Article 113 de l'ordonnance de Police du 25 juillet 1862 :
« Les jeux de palets, de tonneaux, de siam, de quilles, de volants, de toupies, sabots, bâtonnets, cerfs-volants et tous autres susceptibles de gêner la circulation et d'occasionner des accidents sont interdits sur la voie publique ».
C'est sous cette loi de 1862 que tombent aussi skates, rollers, BMX et autres bolides à roulettes qui slaloment dans les villes françaises. Rouler, frôler, ramper, s'accrocher au mobilier urbain est toléré, puis souvent interdit en raison des plaintes des voisins - trop bruyant. Alors il reste le skatepark. Nous sommes entrés dans l'un d'eux, à Bercy, planté entre la Cinémathèque, le Palais des sports et... le ministère de l'Économie.
On croit que le skate, c'est un truc de Blancs, de WASP, de punks, de taggeurs de chihuahuas, de gros relous de la banlieue qui fument du crack, mais en fait non. Ça commence à 7 ans et comme pour Tintin, ça pourrait bien se terminer à 77. Ici, les tout petits commencent à la trottinette, contournent les BMX, évitent les skateurs sous le regard affolé de leur (parfois présente) maman.

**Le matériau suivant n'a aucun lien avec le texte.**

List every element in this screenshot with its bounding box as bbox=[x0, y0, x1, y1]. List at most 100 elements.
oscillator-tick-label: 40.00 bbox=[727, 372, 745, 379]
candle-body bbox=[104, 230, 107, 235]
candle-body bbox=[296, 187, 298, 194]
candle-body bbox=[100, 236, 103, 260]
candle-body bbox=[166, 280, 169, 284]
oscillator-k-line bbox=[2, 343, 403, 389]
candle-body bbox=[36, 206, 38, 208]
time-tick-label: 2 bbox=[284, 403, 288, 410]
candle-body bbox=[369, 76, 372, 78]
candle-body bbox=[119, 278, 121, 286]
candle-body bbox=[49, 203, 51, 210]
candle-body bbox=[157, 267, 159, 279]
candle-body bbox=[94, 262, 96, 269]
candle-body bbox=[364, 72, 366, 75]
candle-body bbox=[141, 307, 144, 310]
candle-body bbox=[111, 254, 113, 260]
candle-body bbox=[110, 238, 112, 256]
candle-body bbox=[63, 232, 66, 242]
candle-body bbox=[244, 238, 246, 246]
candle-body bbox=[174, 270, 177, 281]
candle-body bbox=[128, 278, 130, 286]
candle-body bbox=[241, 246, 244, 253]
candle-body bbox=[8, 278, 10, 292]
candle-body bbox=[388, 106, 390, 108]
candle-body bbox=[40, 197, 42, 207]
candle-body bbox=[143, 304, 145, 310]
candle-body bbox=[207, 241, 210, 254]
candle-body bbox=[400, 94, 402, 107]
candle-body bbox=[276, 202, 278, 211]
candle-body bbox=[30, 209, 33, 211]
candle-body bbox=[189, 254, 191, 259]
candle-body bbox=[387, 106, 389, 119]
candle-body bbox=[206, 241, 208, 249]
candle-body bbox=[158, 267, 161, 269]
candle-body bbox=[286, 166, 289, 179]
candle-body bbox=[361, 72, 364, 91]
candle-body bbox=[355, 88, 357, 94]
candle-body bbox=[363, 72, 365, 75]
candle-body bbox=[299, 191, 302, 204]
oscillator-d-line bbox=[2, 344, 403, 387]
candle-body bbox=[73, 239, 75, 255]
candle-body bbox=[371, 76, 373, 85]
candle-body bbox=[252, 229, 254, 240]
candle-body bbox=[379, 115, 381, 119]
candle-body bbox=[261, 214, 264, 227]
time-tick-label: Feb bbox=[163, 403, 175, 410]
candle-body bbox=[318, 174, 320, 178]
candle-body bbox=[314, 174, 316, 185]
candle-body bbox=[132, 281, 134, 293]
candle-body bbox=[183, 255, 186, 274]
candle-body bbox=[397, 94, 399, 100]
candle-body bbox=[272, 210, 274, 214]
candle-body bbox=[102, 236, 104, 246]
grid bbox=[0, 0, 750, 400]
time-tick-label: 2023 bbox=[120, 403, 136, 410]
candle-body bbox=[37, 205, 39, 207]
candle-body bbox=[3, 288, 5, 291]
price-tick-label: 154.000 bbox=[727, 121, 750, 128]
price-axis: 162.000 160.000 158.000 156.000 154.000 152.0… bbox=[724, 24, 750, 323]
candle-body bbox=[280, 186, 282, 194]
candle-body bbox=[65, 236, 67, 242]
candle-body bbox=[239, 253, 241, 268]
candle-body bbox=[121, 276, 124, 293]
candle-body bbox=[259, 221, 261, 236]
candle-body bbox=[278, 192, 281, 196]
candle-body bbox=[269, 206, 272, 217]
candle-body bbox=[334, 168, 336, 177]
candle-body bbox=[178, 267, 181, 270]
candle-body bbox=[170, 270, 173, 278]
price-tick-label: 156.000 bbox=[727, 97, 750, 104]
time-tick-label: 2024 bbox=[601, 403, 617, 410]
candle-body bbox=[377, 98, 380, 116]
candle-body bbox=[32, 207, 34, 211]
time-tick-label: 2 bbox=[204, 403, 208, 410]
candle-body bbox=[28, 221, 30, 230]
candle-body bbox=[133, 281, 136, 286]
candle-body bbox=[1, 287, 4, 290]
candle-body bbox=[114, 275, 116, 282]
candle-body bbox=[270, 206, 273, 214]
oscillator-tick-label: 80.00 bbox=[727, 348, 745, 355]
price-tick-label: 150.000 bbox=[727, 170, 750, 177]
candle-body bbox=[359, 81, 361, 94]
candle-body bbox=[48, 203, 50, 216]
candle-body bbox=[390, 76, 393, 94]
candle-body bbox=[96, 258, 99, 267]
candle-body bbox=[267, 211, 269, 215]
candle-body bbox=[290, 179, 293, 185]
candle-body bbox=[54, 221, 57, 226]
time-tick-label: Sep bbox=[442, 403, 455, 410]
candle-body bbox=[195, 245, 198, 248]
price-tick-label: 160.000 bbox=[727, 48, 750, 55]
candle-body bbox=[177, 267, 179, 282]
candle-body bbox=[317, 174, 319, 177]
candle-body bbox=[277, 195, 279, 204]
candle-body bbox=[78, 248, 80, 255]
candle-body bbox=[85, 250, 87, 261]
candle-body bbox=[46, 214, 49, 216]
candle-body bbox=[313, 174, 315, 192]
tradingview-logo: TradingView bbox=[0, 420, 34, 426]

Mercredi, c'est ravioli, mais c'est aussi le jour qu'on a choisi pour les rencontrer, les djeunes. L'un deux s'applique à peindre tranquillement un immense tag sur l'un des murs. Comme dans un atelier d'artiste, ses bombes de couleur attendent par terre. David[1] a trente ans. Blessé à la cheville en compétition, il a pris sa retraite de skateur à 26. Alors que nous discutons tranquillement, deux petits sur planches se jettent sur nous, intrigués par l'Hasselblad de Nicolas et par mon calepin : « Nous on vient de Grenoble. A Grenoble les skateparks c'est payant, 5 euros par session... A Paris c'est génial, c'est grand, c'est couvert, le béton il est pas abimé, et en plus c'est gratuit ! » « Ok, et vous avez payé combien pour vos planches ? » « Ben, celle-là c'est une bonne planche, elle est solide, elle roule bien... Elle coûte 70 euros... Mais les bonnes planches ça peut monter jusqu'à 180. » « Et est-ce que vous connaissez un peu la culture skate ? Les vêtements, la musique, tout ça, est-ce qu'il y a une culture de clan ? » « Bah, euh, non, on sait pas. »
Du côté du BMX, je rencontre Bastien, 21 ans, intermittent du spectacle, ingénieur du son à ses heures : « Je fais du BMX pour le plaisir. J'aime le sport extrême, quand c'est sympa mais dangereux. » Et Hugo, 10 ans ? « J'ai commencé la trottinette à 9 ans, dans les "U". Et puis je me suis blessé, je me suis ouvert le mollet. Un jour il y a même un BMX qui m'est tombé dessus (il pointe son thorax). Et puis je ne fais pas de compétition, mais je connais le champion français de trottinette, Maxime Legrand. » Il y a donc des championnats internationaux de trottinettes ? « Oui, oui. » Il fait froid, la lumière s'envole, il est 17 heures ; le temps de quelques portraits, nous nous intéressons à Maxime, 19 ans, fervent défenseur de l'Indépendance de la Rive Gauche, autoproclamé "vicomte du 13" : « J'ai commencé par le skate à 13 ans, j'en ai fait jusqu'à l'âge de 15, mais j'ai arrêté suite à de nombreuses blessures. Maintenant je fais du roller agressif, mais pas que dans les skateparks... J'aime bien la ville, explorer le mobilier urbain, streeter. » Faire de la ville un terrain de jeu... « T'as un style plutôt rock, avec ton jean slim, tout ça. » « Il y a plusieurs types de skateurs, il n'y a pas que ceux qui écoutent du hip hop. Il y en a pas mal comme moi qui écoutent du rock et de l'électro. En plus, pour nous, le style c'est important. Oui, tout ça c'est une histoire de style. On ne parle pas de ce que l'on fait, de ce que l'on vit ; mais on montre, on est aussi ici pour voir ce que les autres font. C'est pour ça que les vêtements, les photos, les shooting, c'est important, pour se corriger aussi, comme le font les sportifs, les footballeurs, pour savoir quelles sont nos erreurs. »
On s'éloigne, il fait de plus en plus froid ; quelques parents viennent chercher leurs enfants (la tehon ?), mais la majorité resteront encore à valser quelques heures dans les rouleaux de béton ; de loin, la rumeur des planches sur les rampes rappelle, étrangement, le bruit des vagues.